ファッションデザイナーを目指し服飾学校に通うエロイーズは、寮に馴染めずに間借りの屋根裏部屋で一人暮らしを始める。あるとき部屋で眠ると、60年代にタイムスリップして、歌手の夢を追いかける女性・サンディーの人生を追体験する。60年代の文化に憧れていたエロイーズはタイムスリップを楽しんでいたが、徐々に事態は変化してゆく・・・・。

 

感想

エドガー・ライト監督の作品を観たのはこれで3本目。映像と音楽の使い方が魅力的な監督ですよね。

くるくると画面が展開して、映像が押し寄せてくるような鑑賞体験だった。ディズニーテーマパークのアトラクション感がある。

インディージョーンズで上からでっかい岩が転がってきて、ワーッと避けるときみたいな疾走感。

 

内容は時代背景に誠実で、誠実な分つらい場面が多かったなという印象。

〜年代にタイムスリップする物語って、その時代を良い時代だったと捉えてノスタルジーや憧憬あふれる描き方をすることが多いように思う。

でもこの映画は一味違う。「良い時代だったよね」だけでは終わらず、悪い面もしっかり描く。

1960年代って今から60年くらい前。現在よりずっと男性優位だっただろう。そんな社会で若い女性が歌手になる夢を追いかける様子を追体験するとなったら・・・。闇はそうとうに深い。

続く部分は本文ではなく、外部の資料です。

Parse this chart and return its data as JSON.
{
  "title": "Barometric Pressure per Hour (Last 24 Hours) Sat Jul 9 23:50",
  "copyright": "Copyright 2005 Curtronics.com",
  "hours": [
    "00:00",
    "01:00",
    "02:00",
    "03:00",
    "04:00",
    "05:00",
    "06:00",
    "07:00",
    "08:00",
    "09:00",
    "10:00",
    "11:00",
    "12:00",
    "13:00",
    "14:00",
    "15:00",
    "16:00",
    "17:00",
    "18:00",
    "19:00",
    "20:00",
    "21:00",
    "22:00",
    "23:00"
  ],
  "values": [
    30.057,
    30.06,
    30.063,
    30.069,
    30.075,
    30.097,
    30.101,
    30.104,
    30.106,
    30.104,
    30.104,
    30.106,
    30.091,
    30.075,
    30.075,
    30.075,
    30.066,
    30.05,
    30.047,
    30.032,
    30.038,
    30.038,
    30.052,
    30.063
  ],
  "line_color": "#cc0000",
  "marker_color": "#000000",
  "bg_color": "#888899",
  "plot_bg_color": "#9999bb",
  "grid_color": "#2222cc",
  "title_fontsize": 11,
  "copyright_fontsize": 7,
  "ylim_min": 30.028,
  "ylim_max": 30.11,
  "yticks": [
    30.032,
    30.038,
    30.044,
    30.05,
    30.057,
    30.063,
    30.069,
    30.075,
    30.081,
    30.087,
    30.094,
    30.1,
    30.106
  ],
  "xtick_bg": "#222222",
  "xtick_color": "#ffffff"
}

60年代への憧れによる夢見ごごちはすぐに終わり、マネージャーを名乗る男性から搾取される場面が長いこと続く。

サンディーとエロイーズがつらいことになっていって、なかなかしんどかった。

主人公が追い詰められたときにそれでも連帯を示す相手が、この作品を通して一番心が動いたポイントかもしれない。だからこそ切なくもあった。

 

とにかく夢を追いかける人間を食いものにするヤツ絶許~。